At Brannock only 21per cent of children leave school with three Highers. But the McReadys were not held back. “They’ve just always been interested, they’ve always wanted to learn and we’ve tried to encourage them”, Marion, who works part-time at Boots, says. Laura says her father Ian, a BT engineerwho is himself studying with the Open University, is also an important influence, nagging her to revise two months before her exams.

Friends at school are also supportive.

“There’ve a few comments, like ‘How can you be so brainy?’ but nothing nasty, ” she explains.
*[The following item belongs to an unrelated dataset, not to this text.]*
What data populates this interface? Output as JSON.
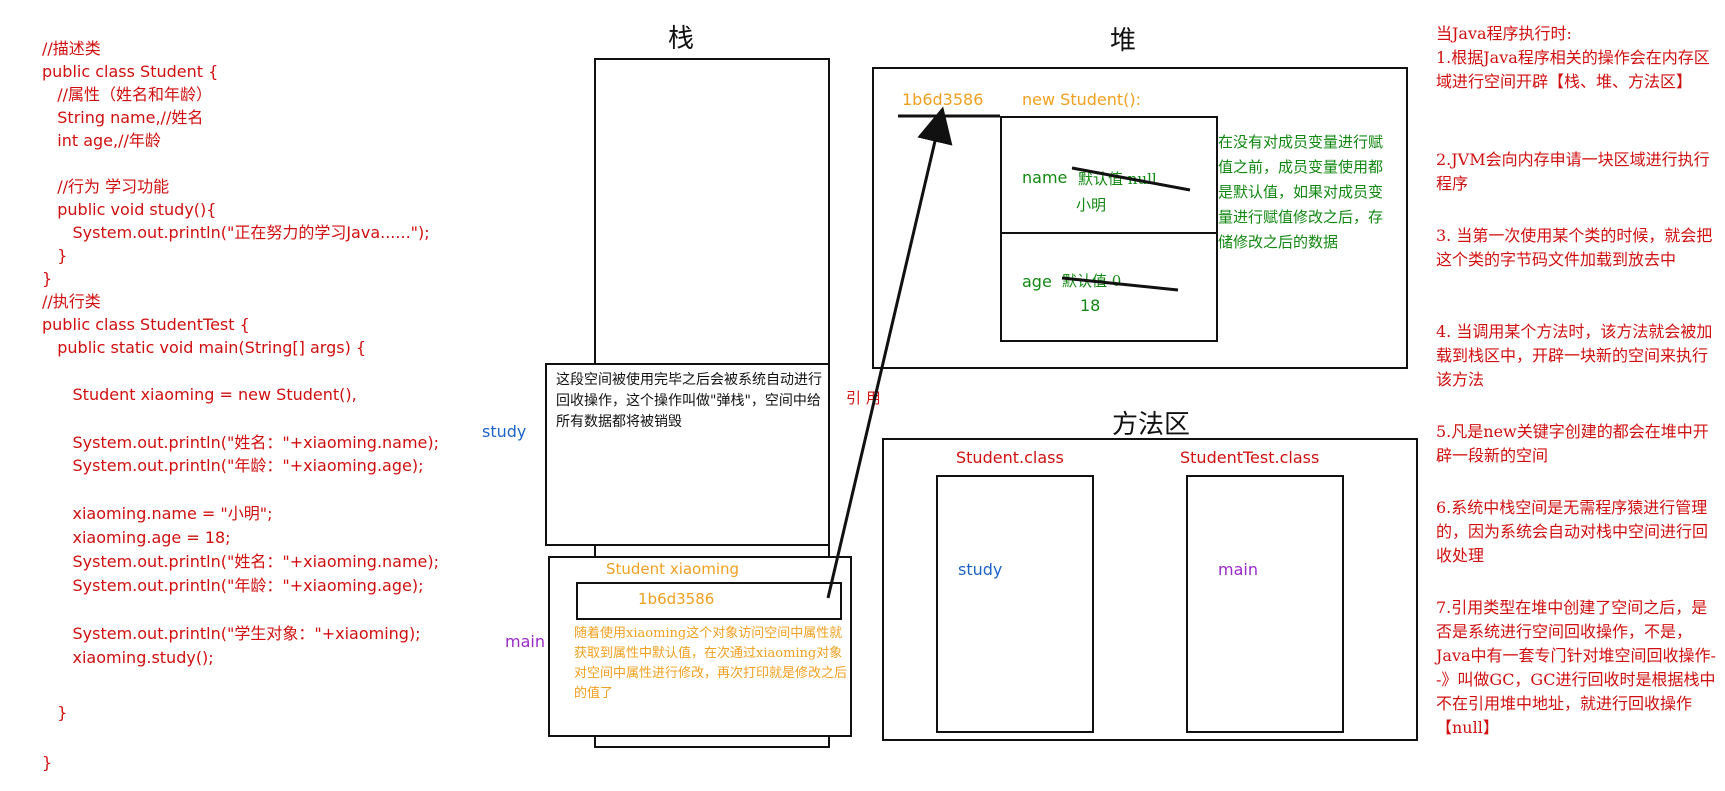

Kathleen McGravie is one of four siblings who have passed through Edinburgh’s Holy Rood High recently, with the youngest still at the school. Situated in the Niddrie estate, Holy Rood also equals the national average for Higher results, with 30per cent getting three ormore.

Kathleen, 21, did better, getting five, and is now in the fourth year of a degree in Fine Art at Edinburgh University. She was more than satisfied with her education. “I still keep in touch with a couple of my teachers. I see them as friends, ” she says.

“I think some parents worry too much and maybe interfere too much. I know it’s hard but I think you have to trust yourself and trust your children. My parents have let us get on with it. They have never been judgmental about who we have chosen to befriend.”

Judith Gillespie of the Scottish Parent Teacher Council believes motivated children can lift a whole school’s performance.

“When schools see children like that succeeding it gives them confidence, they realise that their school is a good school even if it is low down in the league tables, because the children who can do well are doing well, ” she adds.

A DIFFERENT LEAGUE Tom Burnett, head of St Mungo’s Academy in Glasgow, believes that given more pupils like the Beveridge family “we could stand the league tables on their head.”

“We offer a lot of extra-curricular activity here, they were involved in everything that was going on and they made a lot of friends. And we have a lot of children like that.”

Burnett, whose own five daughters all went to John Paul Academy in Glasgow and then on to university, said the main indicator of a child’s success is having “a supportive family where education is valued”.

Although almost all of the highachieving children The Herald spoke to found life easier when they were placed in top sets at around third year, Burnett said that teaching mixed-ability groups was no problem for teachers: “It is mixed-attitude groups that are the problem.”

Sometimes bright children chose to be disruptive and cause trouble, he added, “but sometimes you do see them giving themselves a shake and saying ‘I am brighter than I thought I was, I could achieve something here’. It’s very rewarding when that happens and the doors must be left open for them to do that.”